For a while now, I’ve been searching for the words.
The words that would act as some kind of rally cry, a cheerleading chant that I could use to tell people “Listen, it’s going to be okay.”
The words that I could use to tell myself that.
You see, on the last day of July, I turned my life upside down. Over the course of a week, I took the main floor of my house apart, piece by piece, with my best friend and my children at my side. We smashed and lifted tiles, we pulled out cabinets, we dragged out the laminate floors, one plank at a time. We plucked staples out of the floor, opened walls, and prepared the house for renovations – this house which I’d bought with my ex husband as our “forever” house. This house, which was now only mine, the first home I’d ever owned all on my own. Home.
When things started going wrong, at first it was humorous – poorly laid tiles, a step built of out scraps and paint stir sticks and dremel tools. And then it was scary – raw wires in the walls, and a hidden leak which had been letting water into my house for almost 10 years. As more and more of my house was taken apart – walls, ceilings, the entire backyard – the more I joked, that jovial, too loud, isn’t this hilarious tone that exists only to mask the rising sense of panic I could feel washing over me. The renovation was rapidly barreling out of my control, out of my carefully planned project scope and into some wild unknown, where dread would fill my throat with a lump each time someone would call my name from a room they worked in – “Um, Stephanie… you might want to come look at this.”
My home was Murphy’s Law – anything that can go wrong will. My home was a gutted, dusty mess, with one functioning sink (upstairs), an open shaft from the family room to the attic letting the wind blow inside, a hole in the floor where my ensuite shower used to be. My home was falling apart. And alongside it, so was I.
So I did what I always do. I moved. I stayed in constant, relentless motion. I painted baseboards. I pulled up (more) tile. I put together furniture, wiped up dust that would only be back again the next day, learned how to use tools I’d never dreamed I’d set my hands on. I socialized, shopped, I held meetings for the volunteer work I do. I refused to let it all catch up to me, shaking drywall dust out of my clothes, biting back tears of frustration whenever something -else- failed to work the way it was expected to. Friends, ever supportive, gave thoughtful gifts, stopped by to help, let me borrow their washing machines to do laundry.
Four full dumpsters have left my home – discards of a home that had hidden some awful secrets. And my secret, shared only with my closest friends recently, is that things have gotten really, really bad around here. The things I’d been open about – that I sit at the 70% complete mark on my renovation, that the wind still blows in my living room, that I have exhausted my bank accounts. None of that was nearly as hard to admit as this: I’m scared. I’m sad.

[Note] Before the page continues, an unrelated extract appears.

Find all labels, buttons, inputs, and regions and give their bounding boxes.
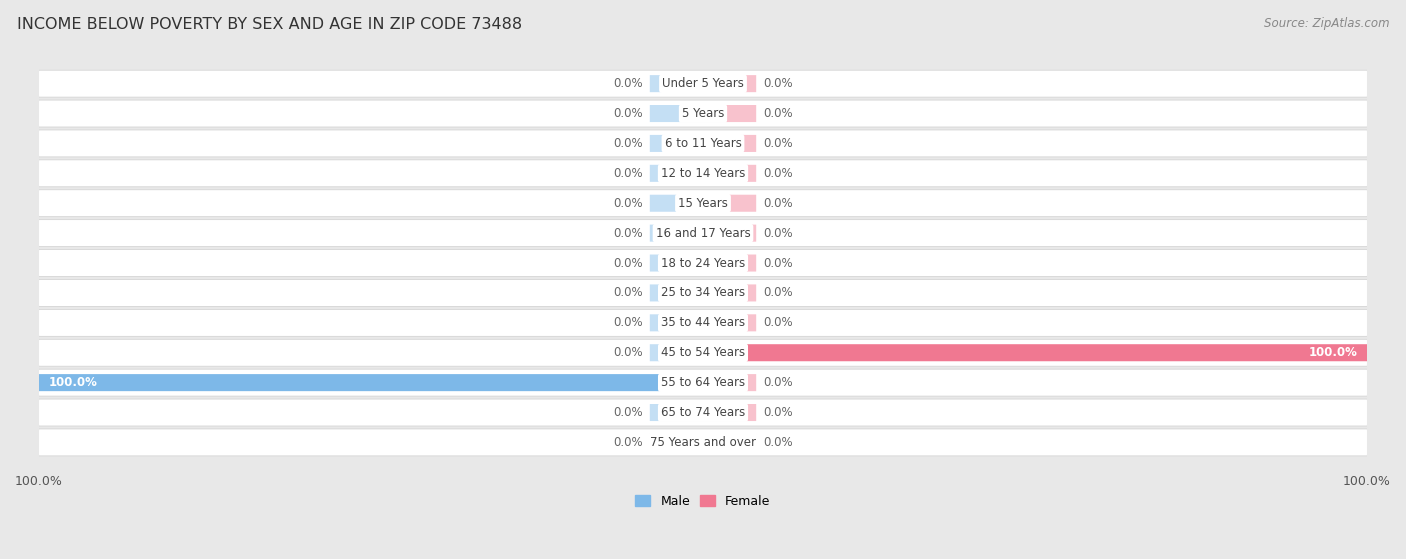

I’ve long believed that happiness is a choice you make, that bad feelings will come and go, but happiness is enduring and underlying, once you’ve decided that it’s there. And as the bad feelings have rolled in and piled up, as frustration has given way to despair, I’ve struggled to keep that hold on happy. Tomorrow marks three months of a renovation that was supposed to take three weeks, and as I have since the middle of August, I will dig my clothes out of a Rubbermaid bin, sweep up a fresh layer of dust, and keep moving. But reality is catching up to me.
Murphy’s Law. Anything that can go wrong will. Ever the cynical optimist, I think I’ve always believed instead that anything that needs to go wrong will.
Because I needed to find those raw wires. I needed to find the slow leak behind the fireplace, the crack in the foundation. If I didn’t find those things, my house very well might have burned down. My house might have made us extremely sick. My basement might have become my inground swimming pool, I had to hire swimming pool plaster repair for this summer. My house is me – holding it together with a convincing facade, hiding secrets. I needed to learn that I can haul a bucket of bricks, that I can tear up floors, that I can make hard decisions on the fly and not second guess my choice.
My house is you, maybe. My house is your best friend, or your neighbour.
Maybe my cheerleading chant is “Anything that needs to go wrong will”.
I’m a communicator. That’s a PC way of saying I like to talk, but I also spend a lot of my time listening, and over the years, I’ve developed a sense for subtext – how one or two words can change your entire message, what people are really trying to say and how to weave the varied layers of your story into one cohesive brand message that your clients fall in love with.
When I'm not acting as editor in chief for Vivid & Brave, you can find me geeking out over words here.